They were all watching me to see if I would answer. Even Dwalia. “No dreams,” I said quietly, and I saw a puzzled look wash through her eyes. “None that made sense,” I amended. “Silly dreams.” I hoped I sounded childish. I gave a small sigh and seated myself on the fallen log that was serving us as a bench. Odessa immediately came to sit close beside me.

For a short time I listened to the crackling of the fire. No one else spoke, but I could almost feel them wishing for me to go on. I didn’t. Dwalia made a little sound in her throat and left the fireside. I was suddenly tired. I leaned my head forward, my elbows on my knees and my face in my hands, and looked into the darkness there. I wanted Revel to come and pick me up and carry me in to where it was warm.

But Revel was dead.

I thought about my father. Did he care that I’d been stolen? Would he come after me?

I’m right here, Wolf-Father said. I’ve never left you.

My other father.

We are one.

“Shaysim?”

I felt queasy. I lifted my head slowly. Dwalia crouched before me. I said nothing.

“Look what I have for you, Shaysim.” She held out to me something rectangular and covered in bright fabric. I looked at it without comprehension. She opened it, and inside were pages of thick, creamy paper. It was a book, not a simple ledger such as my father had given me, but a book bound in rich cloth. I itched to touch it.

Danger! Wolf-Father’s warning brushed against my mind. I kept perfectly still.

“And this.” It was like a quill, but made of silver. “The ink I have for this is as blue as a summer sky.” She waited. “Don’t you want to try them?” she asked me.


I tried to restore childishness to my voice. “Try them how? What do they do?”

Dismay crept over her face. “You write with the pen on the paper. You write down your dreams. Your important dreams.”

“I don’t know how to write.” I held my breath, hoping my lie would protect me.

“You don’t …” She let her words trail away. Then she smiled her warmest smile. “That doesn’t matter, Shaysim. When we get to Clerres, you will be taught. Until then, you can tell me about your dreams, and I will write—”

Temptation surged in me. Tell her I had dreamed of a wolf tearing white rabbits into bloody shreds. Tell her of a man with a battle-axe chopping the heads of squirming white snakes.

NO. Wolf-Father was adamant. In a breath of awareness, he added, Do not provoke another predator until your pack is ready to tear it apart. Be small and still, cub.

“I don’t remember any dreams now.” I scratched my face, looked at the bits of dangling skin, wiped them on my shirt, and then pretended to pick my nose until she made a small sound of dismay. She moved away from me, taking book and quill with her. I looked carefully at my finger and then put it in my mouth. Odessa moved away from me. I did not let myself smile.

Chapter Seventeen

Blood

There are seventy-seven known medicinal uses for dragon parts, and fifty-two unsubstantiated ones. The seventy-seven are listed in the scrolls called Trifton Dragon-killer’s Remedies. Of great antiquity, this scroll has been translated many times, to the extent that seventeen of the remedies make no sense. For instance, we are told that “ground dragon scales applied to the apple with brighten coal a maiden’s eyes.” Yet, mistranslated as these remedies may be, for each one the original scribe provided the name and apparently the attestation from someone who had used the remedy to good effect.
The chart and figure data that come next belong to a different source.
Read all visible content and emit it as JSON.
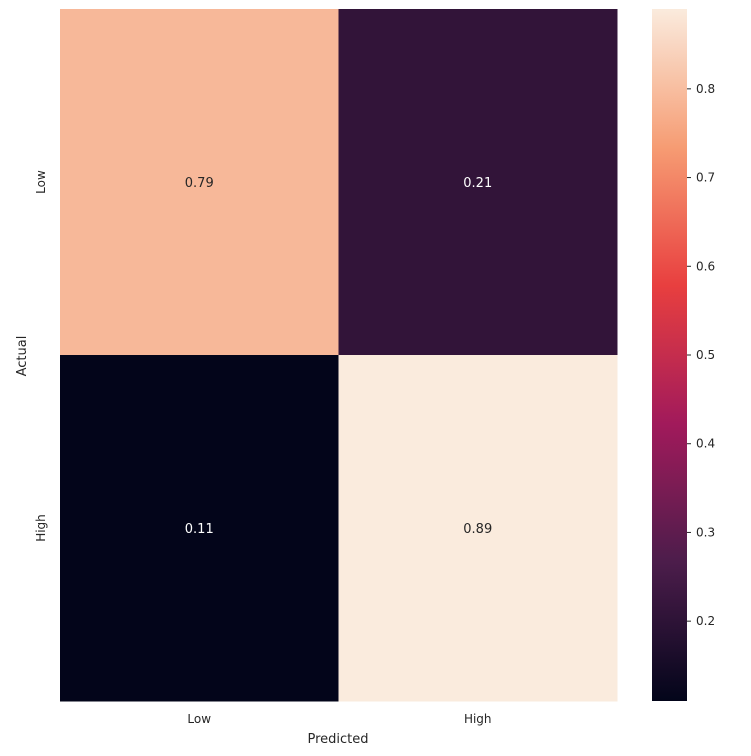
{
  "chart_data": {
    "type": "heatmap",
    "title": "",
    "xlabel": "Predicted",
    "ylabel": "Actual",
    "x_categories": [
      "Low",
      "High"
    ],
    "y_categories": [
      "Low",
      "High"
    ],
    "values": [
      [
        0.79,
        0.21
      ],
      [
        0.11,
        0.89
      ]
    ],
    "cell_labels": [
      [
        "0.79",
        "0.21"
      ],
      [
        "0.11",
        "0.89"
      ]
    ],
    "colorbar": {
      "range": [
        0.11,
        0.89
      ],
      "ticks": [
        0.2,
        0.3,
        0.4,
        0.5,
        0.6,
        0.7,
        0.8
      ],
      "tick_labels": [
        "0.2",
        "0.3",
        "0.4",
        "0.5",
        "0.6",
        "0.7",
        "0.8"
      ],
      "colormap": "rocket",
      "colormap_stops": [
        "#03051a",
        "#4c1d4b",
        "#a11a5b",
        "#e83f3f",
        "#f69c73",
        "#faebdd"
      ]
    },
    "grid": false,
    "legend": "colorbar-right"
  }
}
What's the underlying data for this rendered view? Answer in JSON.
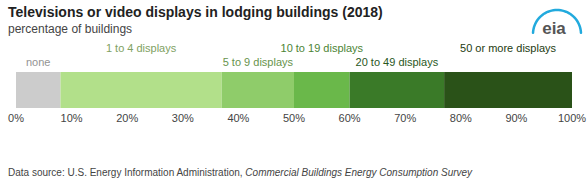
{
  "chart_data": {
    "type": "bar",
    "orientation": "horizontal",
    "stacked": true,
    "title": "Televisions or video displays in lodging buildings (2018)",
    "subtitle": "percentage of buildings",
    "categories": [
      "none",
      "1 to 4 displays",
      "5 to 9 displays",
      "10 to 19 displays",
      "20 to 49 displays",
      "50 or more displays"
    ],
    "values": [
      8,
      29,
      13,
      10,
      17,
      23
    ],
    "colors": [
      "#cccccc",
      "#b2e08a",
      "#8fcc6a",
      "#6ab84a",
      "#3a7a28",
      "#2a5218"
    ],
    "xlim": [
      0,
      100
    ],
    "xticks": [
      {
        "value": 0,
        "label": "0%"
      },
      {
        "value": 10,
        "label": "10%"
      },
      {
        "value": 20,
        "label": "20%"
      },
      {
        "value": 30,
        "label": "30%"
      },
      {
        "value": 40,
        "label": "40%"
      },
      {
        "value": 50,
        "label": "50%"
      },
      {
        "value": 60,
        "label": "60%"
      },
      {
        "value": 70,
        "label": "70%"
      },
      {
        "value": 80,
        "label": "80%"
      },
      {
        "value": 90,
        "label": "90%"
      },
      {
        "value": 100,
        "label": "100%"
      }
    ],
    "grid": false,
    "annotations": [
      "Data source: U.S. Energy Information Administration, ",
      "Commercial Buildings Energy Consumption Survey",
      "eia"
    ]
  }
}
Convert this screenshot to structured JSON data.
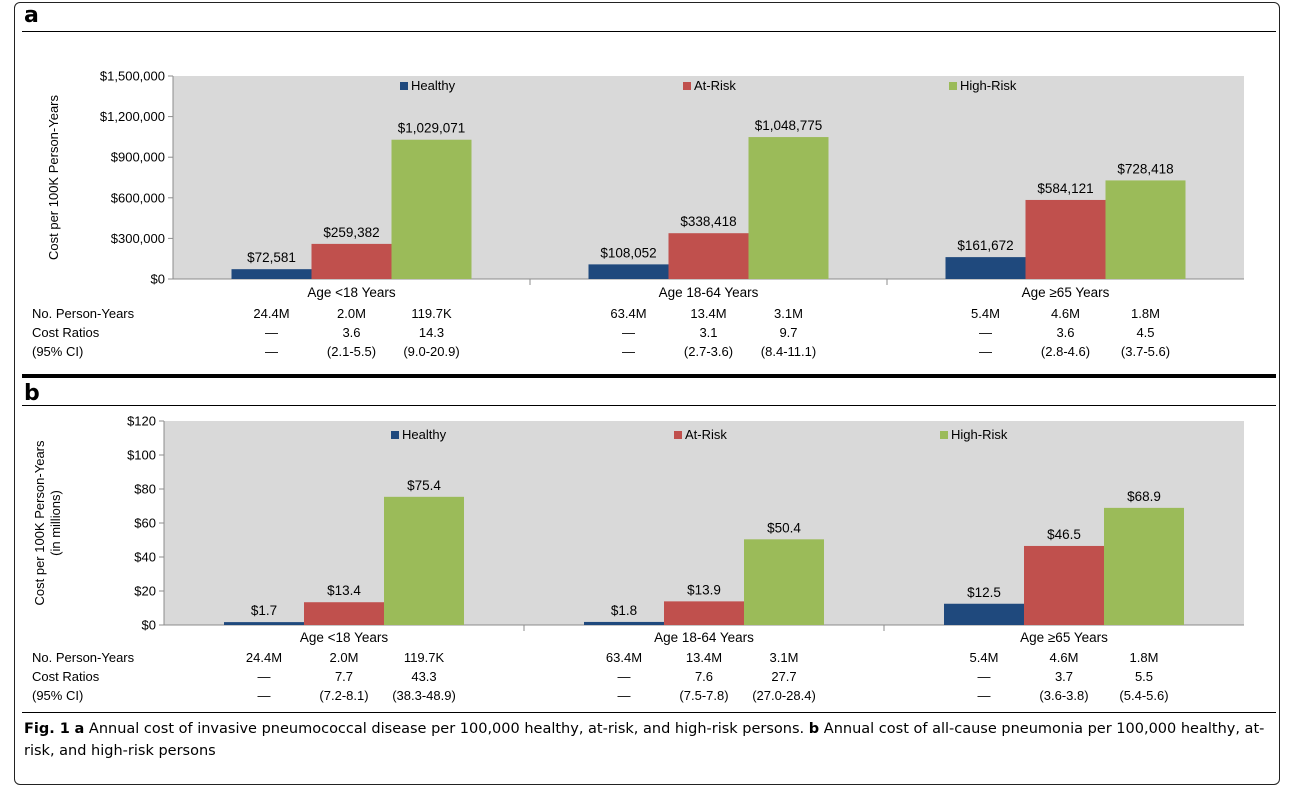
{
  "colors": {
    "healthy": "#1f497d",
    "at_risk": "#c0504d",
    "high_risk": "#9bbb59",
    "plot_bg": "#d9d9d9"
  },
  "chart_data": [
    {
      "panel": "a",
      "type": "bar",
      "ylabel": "Cost per 100K Person-Years",
      "ylim": [
        0,
        1500000
      ],
      "yticks": [
        0,
        300000,
        600000,
        900000,
        1200000,
        1500000
      ],
      "ytick_labels": [
        "$0",
        "$300,000",
        "$600,000",
        "$900,000",
        "$1,200,000",
        "$1,500,000"
      ],
      "categories": [
        "Age <18 Years",
        "Age 18-64 Years",
        "Age ≥65 Years"
      ],
      "series": [
        {
          "name": "Healthy",
          "values": [
            72581,
            108052,
            161672
          ],
          "labels": [
            "$72,581",
            "$108,052",
            "$161,672"
          ]
        },
        {
          "name": "At-Risk",
          "values": [
            259382,
            338418,
            584121
          ],
          "labels": [
            "$259,382",
            "$338,418",
            "$584,121"
          ]
        },
        {
          "name": "High-Risk",
          "values": [
            1029071,
            1048775,
            728418
          ],
          "labels": [
            "$1,029,071",
            "$1,048,775",
            "$728,418"
          ]
        }
      ],
      "grid": false,
      "legend": "top, horizontal",
      "table": {
        "rows": [
          {
            "label": "No. Person-Years",
            "cells": [
              "24.4M",
              "2.0M",
              "119.7K",
              "63.4M",
              "13.4M",
              "3.1M",
              "5.4M",
              "4.6M",
              "1.8M"
            ]
          },
          {
            "label": "Cost Ratios",
            "cells": [
              "—",
              "3.6",
              "14.3",
              "—",
              "3.1",
              "9.7",
              "—",
              "3.6",
              "4.5"
            ]
          },
          {
            "label": "(95% CI)",
            "cells": [
              "—",
              "(2.1-5.5)",
              "(9.0-20.9)",
              "—",
              "(2.7-3.6)",
              "(8.4-11.1)",
              "—",
              "(2.8-4.6)",
              "(3.7-5.6)"
            ]
          }
        ]
      }
    },
    {
      "panel": "b",
      "type": "bar",
      "ylabel": "Cost per 100K Person-Years (in millions)",
      "ylabel_lines": [
        "Cost per 100K Person-Years",
        "(in millions)"
      ],
      "ylim": [
        0,
        120
      ],
      "yticks": [
        0,
        20,
        40,
        60,
        80,
        100,
        120
      ],
      "ytick_labels": [
        "$0",
        "$20",
        "$40",
        "$60",
        "$80",
        "$100",
        "$120"
      ],
      "categories": [
        "Age <18 Years",
        "Age 18-64 Years",
        "Age ≥65 Years"
      ],
      "series": [
        {
          "name": "Healthy",
          "values": [
            1.7,
            1.8,
            12.5
          ],
          "labels": [
            "$1.7",
            "$1.8",
            "$12.5"
          ]
        },
        {
          "name": "At-Risk",
          "values": [
            13.4,
            13.9,
            46.5
          ],
          "labels": [
            "$13.4",
            "$13.9",
            "$46.5"
          ]
        },
        {
          "name": "High-Risk",
          "values": [
            75.4,
            50.4,
            68.9
          ],
          "labels": [
            "$75.4",
            "$50.4",
            "$68.9"
          ]
        }
      ],
      "grid": false,
      "legend": "top, horizontal",
      "table": {
        "rows": [
          {
            "label": "No. Person-Years",
            "cells": [
              "24.4M",
              "2.0M",
              "119.7K",
              "63.4M",
              "13.4M",
              "3.1M",
              "5.4M",
              "4.6M",
              "1.8M"
            ]
          },
          {
            "label": "Cost Ratios",
            "cells": [
              "—",
              "7.7",
              "43.3",
              "—",
              "7.6",
              "27.7",
              "—",
              "3.7",
              "5.5"
            ]
          },
          {
            "label": "(95% CI)",
            "cells": [
              "—",
              "(7.2-8.1)",
              "(38.3-48.9)",
              "—",
              "(7.5-7.8)",
              "(27.0-28.4)",
              "—",
              "(3.6-3.8)",
              "(5.4-5.6)"
            ]
          }
        ]
      }
    }
  ],
  "caption": {
    "fig_label": "Fig. 1",
    "a_label": "a",
    "a_text": "Annual cost of invasive pneumococcal disease per 100,000 healthy, at-risk, and high-risk persons.",
    "b_label": "b",
    "b_text": "Annual cost of all-cause pneumonia per 100,000 healthy, at-risk, and high-risk persons"
  }
}
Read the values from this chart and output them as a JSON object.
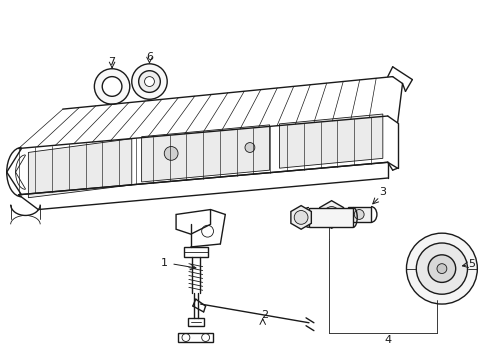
{
  "background_color": "#ffffff",
  "line_color": "#1a1a1a",
  "figure_width": 4.89,
  "figure_height": 3.6,
  "dpi": 100
}
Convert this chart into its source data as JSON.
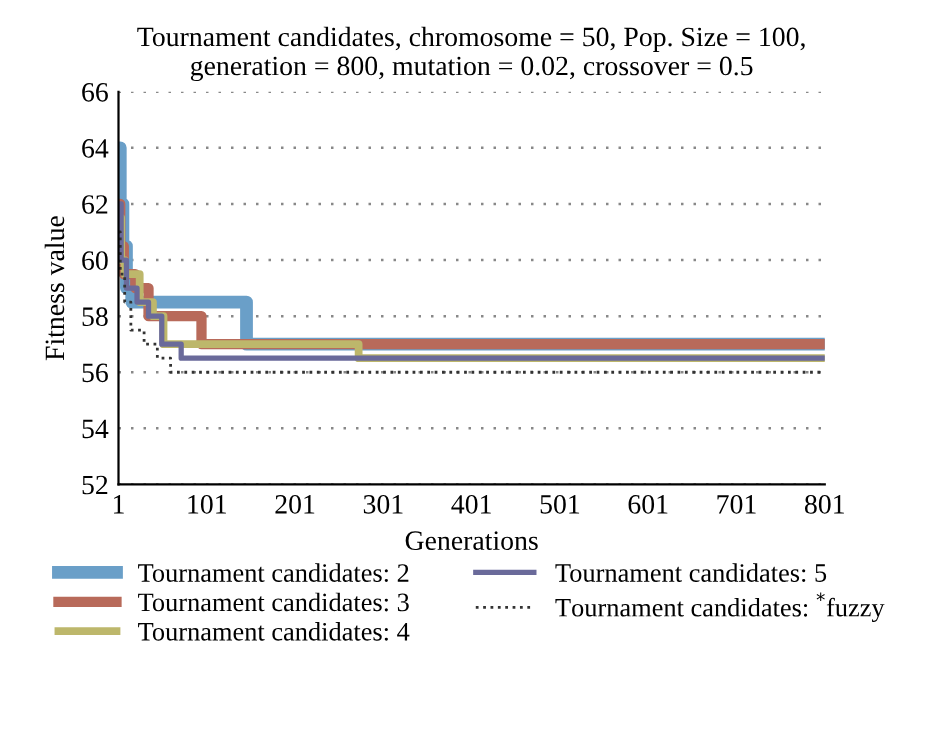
{
  "chart_data": {
    "type": "step",
    "title": "Tournament candidates, chromosome = 50, Pop. Size = 100,\ngeneration = 800, mutation = 0.02, crossover = 0.5",
    "xlabel": "Generations",
    "ylabel": "Fitness value",
    "xlim": [
      1,
      801
    ],
    "xticks": [
      1,
      101,
      201,
      301,
      401,
      501,
      601,
      701,
      801
    ],
    "ylim": [
      52,
      66
    ],
    "yticks": [
      52,
      54,
      56,
      58,
      60,
      62,
      64,
      66
    ],
    "grid": "y",
    "legend": "bottom",
    "series": [
      {
        "name": "Tournament candidates: 2",
        "color": "#6a9fc8",
        "x": [
          1,
          3,
          6,
          10,
          16,
          146,
          801
        ],
        "values": [
          64,
          62,
          60.5,
          59,
          58.5,
          57,
          57
        ]
      },
      {
        "name": "Tournament candidates: 3",
        "color": "#b86a5a",
        "x": [
          1,
          3,
          7,
          20,
          35,
          95,
          801
        ],
        "values": [
          62,
          60.5,
          59.5,
          59,
          58,
          57,
          57
        ]
      },
      {
        "name": "Tournament candidates: 4",
        "color": "#bdb76b",
        "x": [
          1,
          4,
          8,
          25,
          40,
          52,
          273,
          801
        ],
        "values": [
          61.5,
          60,
          59.5,
          58.5,
          58,
          57,
          56.5,
          56.5
        ]
      },
      {
        "name": "Tournament candidates: 5",
        "color": "#6a6a9a",
        "x": [
          1,
          4,
          10,
          22,
          35,
          50,
          72,
          801
        ],
        "values": [
          62,
          60,
          59,
          58.5,
          58,
          57,
          56.5,
          56.5
        ]
      },
      {
        "name": "Tournament candidates: $^{*}$fuzzy",
        "color": "#333333",
        "line_style": "dotted",
        "x": [
          1,
          3,
          8,
          15,
          30,
          45,
          60,
          801
        ],
        "values": [
          61,
          59.5,
          58.5,
          57.5,
          57,
          56.5,
          56,
          56
        ]
      }
    ]
  }
}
The fifty-two unsubstantiated remedies are those with no attestations, and ones that seem unlikely to be real. As they are at the end of the translation I have, I suspect they are a later addition by someone seeking to present the medical properties of dragon parts as having more wondrous uses. There are potions made from various bits of dragons that are said to render a man invisible, to give a woman the gift of flight, ones guaranteed to bring twins to term, healthy and strong, in three months, and one startling remedy that assures the user of being able to see anyone whose name he speaks aloud, regardless of the distance or if that person is still alive.

With the reappearance of dragons in our corner of the world, perhaps these remedies may again become available, but I hypothesize that they will remain exceedingly rare and expensive. Thus the opportunity to test the beneficial effects of Trifton’s remedies may evade us still.

—Unfinished manuscript, Chade Fallstar

When one misses a stair in the dark and begins to fall, one feels that terrible lurch of wrongness combined with fear of the impact that will surely follow. I fell with the same horrid sensation of moving in the wrong direction, but my fear was that there would never be any impact. Only endless falling. The points of light were like dust. Bodiless, I flailed at them. Never before had I retained such a sense of self, such a sense of mortality inside a Skill-pillar.